• Tidak ada hasil yang ditemukan

DALAM sambutannya pada pembukaan Musyawarah Perencanaan Pembangunan Nasional, di hadapan gubernur dan bupati Indonesia, Presiden Joko Widodo mengungkapkan potensi sumber daya nasional yang serba paradoksal. Misalnya, potensi pariwisata Indonesia yang tinggi, ternyata tidak mampu mengalahkan negara tetangga. Kamboja yang baru aman dari gejolak, mampu menyedot sekitar tujuh juta wisatawan per tahun, sedikit di bawah Indonesia, dengan ikon Angkor Watt nya. Sudah tentu presiden juga menyinggung persoalan potensi kelautan Indonesia yang dua per tiga wilayahnya terdiri dari air. Dan yang cukup memberikan harapan adalah bahwa soal beras. Presiden sendiri mengkritisi bahwa Indonesia masih mengimpor beras. Karena itu dalam waktu tiga tahun, diharapkan Indonesia sudah tidak mengimpor lagi. Presiden menugaskan menteri pertanian untuk mencapai keinginan ini.

Persoalan kemandirian beras, nampaknya merupakan hal penting yang harus dilihat dalam konteks keindonesiaan. Nasi merupakan makanan pokok dari rakyat Indonesia. Keperluan dasar dari rakyat adalah tersedianya makanan pokok itu agar mereka dapat berinteraksi secara sosial. Maka, dalam konteks kemandirian beras, itu merupakan pilihan pertama bagi Indonesia, yang kalau digabungkan dengan pilihan mengembangkan perikanan kelautan, menjadi kombinasi yang paling bagus.

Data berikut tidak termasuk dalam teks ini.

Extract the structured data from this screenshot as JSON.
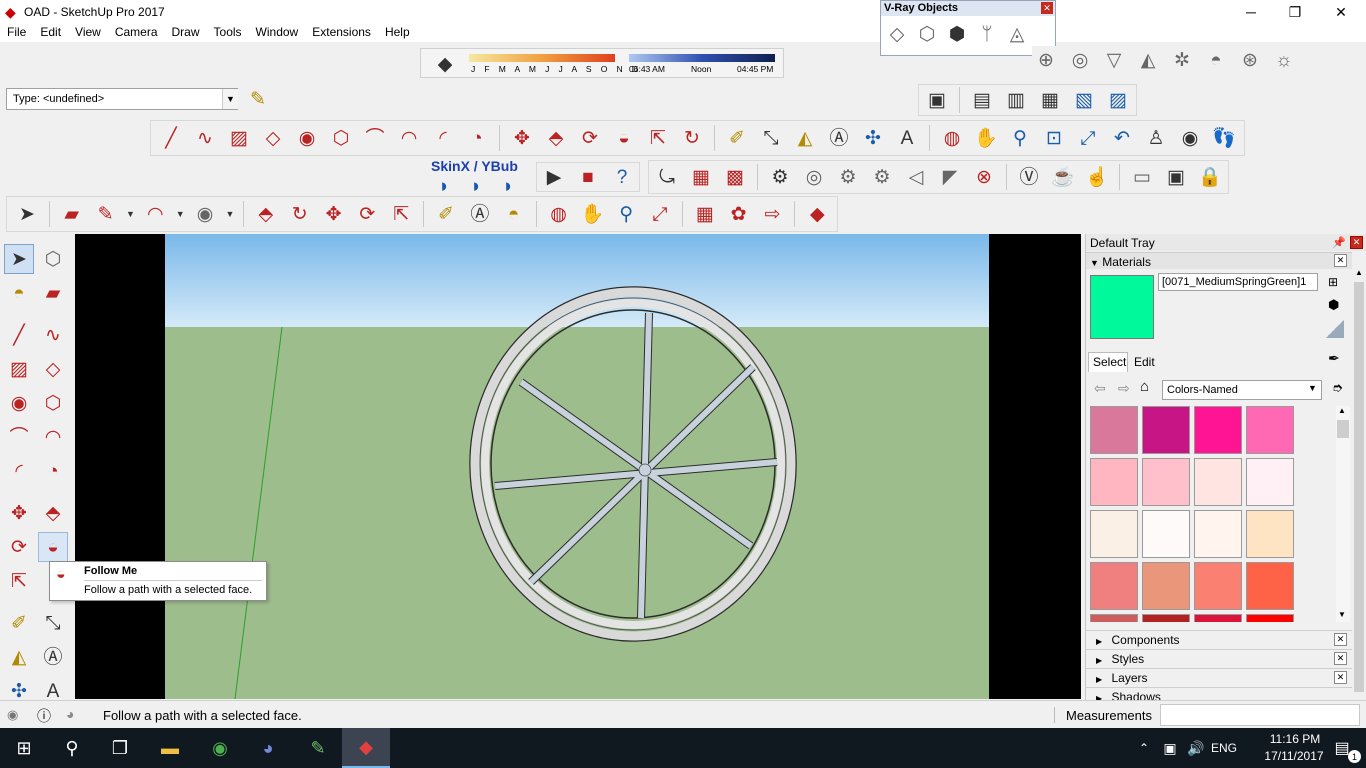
{
  "window": {
    "title": "OAD - SketchUp Pro 2017",
    "minimize": "─",
    "maximize": "❐",
    "close": "✕"
  },
  "menu": [
    "File",
    "Edit",
    "View",
    "Camera",
    "Draw",
    "Tools",
    "Window",
    "Extensions",
    "Help"
  ],
  "type_field": {
    "value": "Type: <undefined>"
  },
  "vray_toolbar": {
    "title": "V-Ray Objects"
  },
  "shadows_toolbar": {
    "months": "J F M A M J J A S O N D",
    "time_start": "06:43 AM",
    "time_mid": "Noon",
    "time_end": "04:45 PM"
  },
  "skinx_label": "SkinX / YBub",
  "tooltip": {
    "title": "Follow Me",
    "description": "Follow a path with a selected face."
  },
  "tray": {
    "title": "Default Tray",
    "materials_header": "Materials",
    "material_name": "[0071_MediumSpringGreen]1",
    "material_color": "#00f99b",
    "tab_select": "Select",
    "tab_edit": "Edit",
    "library": "Colors-Named",
    "swatches": [
      "#d9789a",
      "#c71585",
      "#ff1493",
      "#ff69b4",
      "#ffb6c1",
      "#ffc0cb",
      "#ffe4e1",
      "#fff0f5",
      "#faf0e6",
      "#fffafa",
      "#fff5ee",
      "#ffe4c4",
      "#f08080",
      "#e9967a",
      "#fa8072",
      "#ff6347",
      "#cd5c5c",
      "#b22222",
      "#dc143c",
      "#ff0000"
    ],
    "sections": [
      "Components",
      "Styles",
      "Layers",
      "Shadows"
    ]
  },
  "status": {
    "message": "Follow a path with a selected face.",
    "measurements_label": "Measurements"
  },
  "taskbar": {
    "language": "ENG",
    "time": "11:16 PM",
    "date": "17/11/2017",
    "notification_count": "1"
  }
}
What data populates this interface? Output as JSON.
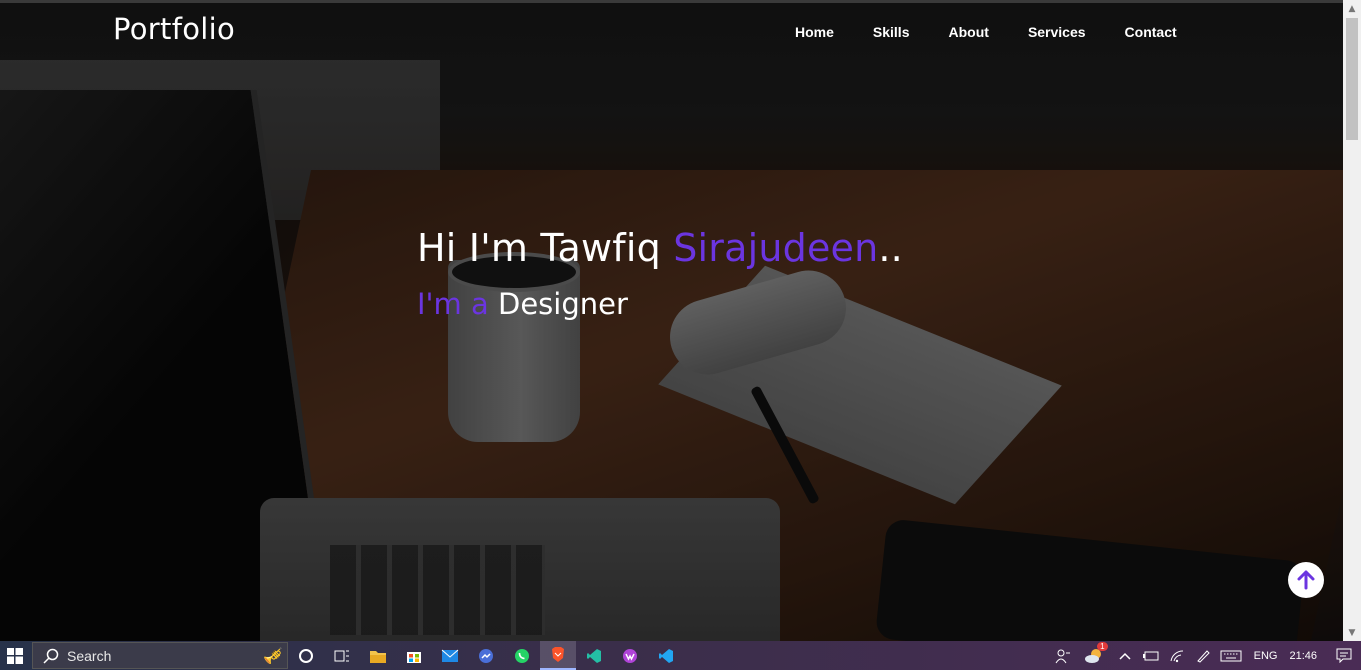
{
  "header": {
    "logo": "Portfolio",
    "nav": [
      "Home",
      "Skills",
      "About",
      "Services",
      "Contact"
    ]
  },
  "hero": {
    "greeting_prefix": "Hi I'm Tawfiq ",
    "greeting_accent": "Sirajudeen",
    "greeting_suffix": "..",
    "role_accent": "I'm a",
    "role_text": "Designer"
  },
  "back_to_top": {
    "icon": "arrow-up-icon"
  },
  "colors": {
    "accent": "#6b35e0",
    "text": "#ffffff"
  },
  "taskbar": {
    "search_placeholder": "Search",
    "apps": [
      "cortana-icon",
      "task-view-icon",
      "file-explorer-icon",
      "store-icon",
      "mail-icon",
      "messenger-icon",
      "whatsapp-icon",
      "brave-icon",
      "vscode-insiders-icon",
      "app-icon",
      "vscode-icon"
    ],
    "language": "ENG",
    "time": "21:46",
    "notification_badge": "1"
  }
}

Para ahli menyebutkan bahwa mengkonsumsi ikan akan mencerdaskan. Indonesia pernah menyatakan diri sebagai negara berswasembada beras pada tahun 1984, tetapi pada saat itu sektor perikanan kelautan belum diperbincangkan. Jika sekarang Indonesia mampu berswasembada beras, dengan perikanan laut yang mendukung, hasil ini jauh melampaui dari apa yang didapatkan tahun 1984. Sebagai negara pertanian, mayoritas masyarakat Indonesia tidak terlalu sulit mencari buah dan sayuran sebagai pelengkap konsumsi makanan sehari-hari.

Menjadikan negara yang berswasembada beras dalam waktu tigaa tahun, mungkin mudah secara teori. Misalkan, asal tersedianya bendungan, penyuluh

pertanian handal, tidak menganaktirikan petani, dalam waktu tiga tahun hal itu bisa dilakukan. Saat memberikan pidato pembukaan itu, Presiden Joko Widodo juga menyebut-nyebut soal pembangunan bendungan sebanyak 49 di seluruh Indonesia. Namun yang sering menjadi penghambat pembanguna itu adalah tidak adanya saling pemahaman antar kementerian. Seolah tidak ada saling mendukung rencana kerja dalam waktu yang ditetapkan. Atau bisa jadi, perintah proyek yang dilakukan itu tidak dipahami dengan baik.

Modelnya bisa dilihat pada tataran paling bawah. Bagaimana mungkin bisa meningkatkan produksi beras apabila lahan-lahan persawahan secara mudah dibolduser untuk dijadikan perumahan. Air untuk persawahan mati sekibat dihambat oleh pembangunan hotel, atau sumber air sengaja disedot untuk suplai air hotel. Sungai pun dieksploatasi untuk kepentingan bisnis, juga bibir jurang. Sementara tidak ada proyek untuk membuat persawahan baru atau proyek untuk pembuatan irigasi sangat lambat. Ini merupakan paradox dari cita-cita pembangunan yang memprioritaskan menghasilkan beras sebagai hasil utama Indonesia di masa depan. Sepertinya ongkos, upah dan penghasilan untuk menghancurkan alam itu jauh lebih tinggi dan menjanjikan ketimbang ongkos, upah, dan penghasilan untuk memperbaiki kondisi alam agar berfungsi baik. Fenomena ini tidak saja terjadi di Bali, tetapi di daerah-daerah lain di Indonesia, terutama di wilayah yang berdekatan dengan kota.

Disamping kerakusan, penyebabnya adalah tidak adanya saling pengertian antara kementerian, terutama pada jajaran paling bawah.

Dengan demikian, agar keinginan Presiden Joko Widodo tersebut mampu tercapai, kalaupun tidak tiga tahun tetapi minimal dalam masa lima tahun pemerintahannya, ia harus mengingatkan menteri dan kementerian terkait.

Satu kesaktian yang dimiliki oleh Bapak Presiden, adalah hobinya blusukan itu. Sebagai sebuah metode untuk menjalankan pemerintahan, blusukan itu tangguh. Sektor pertanian, “lahan” penghasil beras (seperti yang dicita-citakan presiden) itu ada pada basis blusukan presiden. Ia ada pada tingkat paling bawah, bahkan bersentuhan dengan kemiskinan dan kemarginalan. Banyak petani yang miskin di Indonesia dan sektor pertanian seolah terpinggirkan.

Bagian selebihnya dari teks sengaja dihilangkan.